4:4 endete am Wochenende die packende Partie zwischen dem Halleschen FC und dem SC Verl. Nach zwei Niederlagen konnten die Ostwestfalen immerhin wieder einen Punkt holen - auch wenn es sich nach der zwischenzeitlichen 4:2-Führung wie eine Niederlage anfühlte. Verls Trainer Guerino Capretti war in jedem Fall nach dem Spiel mächtig bedient.
"Es ist eine Katastrophe, dass wir so des Sieges beraubt werden. Das ärgert mich maßlos", tobte der Trainer nach dem Spiel bei Magentasport mit Blick auf Schiedsrichter Florian Lechner, der gleich bei zwei Hallenser Toren im Vorfeld Foulspiele des Gegners übersah. Der Ärger Caprettis über diese Entscheidungen war nachvollziehbar, weit weniger nachvollziehbar war dagegen ein anderer Punkt, den der 39-Jährige ansprach.

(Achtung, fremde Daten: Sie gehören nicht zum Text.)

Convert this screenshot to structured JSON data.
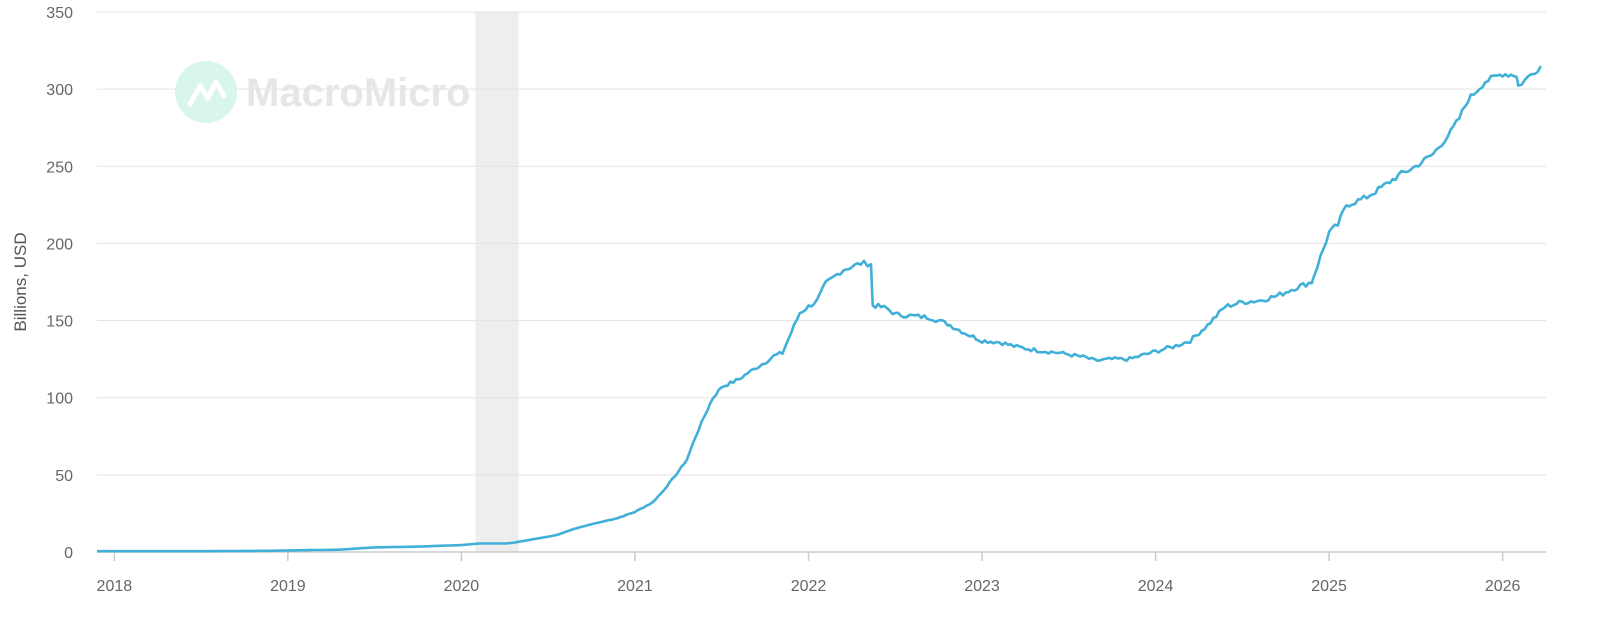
{
  "watermark": {
    "text": "MacroMicro",
    "icon": "macromicro-logo-icon"
  },
  "colors": {
    "line": "#41b0d8",
    "grid": "#e3e3e3",
    "axis": "#cccccc",
    "shade": "#eeeeee",
    "logo_circle": "#d8f5ee",
    "logo_mark": "#ffffff"
  },
  "chart_data": {
    "type": "line",
    "title": "",
    "xlabel": "",
    "ylabel": "Billions, USD",
    "ylim": [
      0,
      350
    ],
    "xlim": [
      2017.9,
      2026.25
    ],
    "grid": true,
    "yticks": [
      0,
      50,
      100,
      150,
      200,
      250,
      300,
      350
    ],
    "xticks": [
      "2018",
      "2019",
      "2020",
      "2021",
      "2022",
      "2023",
      "2024",
      "2025",
      "2026"
    ],
    "shaded_regions": [
      {
        "from": 2020.08,
        "to": 2020.33
      }
    ],
    "series": [
      {
        "x": [
          2017.9,
          2018.5,
          2018.9,
          2019.0,
          2019.3,
          2019.5,
          2019.75,
          2020.0,
          2020.1,
          2020.25,
          2020.3,
          2020.4,
          2020.55,
          2020.65,
          2020.75,
          2020.9,
          2021.0,
          2021.1,
          2021.15,
          2021.25,
          2021.3,
          2021.35,
          2021.4,
          2021.45,
          2021.5,
          2021.6,
          2021.65,
          2021.75,
          2021.8,
          2021.85,
          2021.9,
          2021.95,
          2022.05,
          2022.1,
          2022.2,
          2022.3,
          2022.36,
          2022.37,
          2022.45,
          2022.5,
          2022.6,
          2022.7,
          2022.8,
          2022.9,
          2023.0,
          2023.1,
          2023.2,
          2023.3,
          2023.45,
          2023.6,
          2023.65,
          2023.75,
          2023.85,
          2024.0,
          2024.1,
          2024.2,
          2024.3,
          2024.4,
          2024.5,
          2024.6,
          2024.7,
          2024.8,
          2024.9,
          2025.0,
          2025.05,
          2025.1,
          2025.2,
          2025.3,
          2025.4,
          2025.5,
          2025.6,
          2025.7,
          2025.75,
          2025.8,
          2025.9,
          2026.0,
          2026.08,
          2026.09,
          2026.15,
          2026.22
        ],
        "values": [
          0.5,
          0.5,
          0.8,
          1.0,
          1.5,
          3.0,
          3.5,
          4.5,
          5.5,
          5.5,
          6.0,
          8.0,
          11.0,
          15.0,
          18.0,
          22.0,
          26.0,
          32.0,
          38.0,
          52.0,
          60.0,
          75.0,
          88.0,
          100.0,
          107.0,
          112.0,
          116.0,
          123.0,
          127.0,
          129.0,
          142.0,
          155.0,
          163.0,
          174.0,
          183.0,
          187.0,
          187.0,
          160.0,
          158.0,
          154.0,
          153.0,
          152.0,
          148.0,
          142.0,
          137.0,
          136.0,
          133.0,
          131.0,
          129.0,
          126.0,
          124.0,
          125.0,
          125.0,
          130.0,
          133.0,
          137.0,
          147.0,
          159.0,
          162.0,
          163.0,
          166.0,
          171.0,
          175.0,
          207.0,
          212.0,
          225.0,
          229.0,
          236.0,
          244.0,
          250.0,
          258.0,
          272.0,
          281.0,
          293.0,
          305.0,
          310.0,
          309.0,
          302.0,
          308.0,
          315.0
        ]
      }
    ]
  }
}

Denn Capretti spekulierte munter darauf los, warum insbesondere vor dem 3:4 Halles ein Foulspiel an Kasim Rabihic ungeahndet blieb - zur ganzen Wahrheit gehört übrigens auch, dass Halle auf dem Weg zum Tor danach noch 80 Meter zurücklegen musste. "Er pfeift es nicht. Wahrscheinlich, weil die ganzen Zuschauer da sind und er sich nicht getraut hat. Und das ist unser Schicksal", sagte Capretti und zog auch Parallelen zu der 0:2-Pleite beim SV Meppen in der Woche davor: "Das war gegen Meppen ähnlich. Alle Zuschauer sind bei jedem Zweikampf präsent, da wird immer alles abgepfiffen und bei uns nicht. Da müssen wir leider mit leben, auch wenn das meiner Meinung nach ein bisschen unfair ist."
Zum Hintergrund: In Meppen kassierten die Verler vor 6000 Zuschauern eine verdiente Niederlage. Capretti sprach damals im Anschluss an die Partie davon, dass seine Mannschaft eine derartig hitzige Stimmung von den Rängen nicht gewohnt sei. Verl hatte indes in dem Spiel riesiges Glück, dass Kapitän Mael Corboz im ersten Durchgang nach einem brutalen Foul mit Gelb davonkam, nur eine Minute später wechselte ihn Capretti aus. Unter diesem Eindruck mutet es schon unfreiwillig komisch an, dass Verls Trainer nach dem Halle-Spiel davon sprach, dass "vielleicht auch in der 3. Liga der Videobeweis eingeführt werden müsste". Gerade auswärts sei das vielleicht "die einzige Möglichkeit".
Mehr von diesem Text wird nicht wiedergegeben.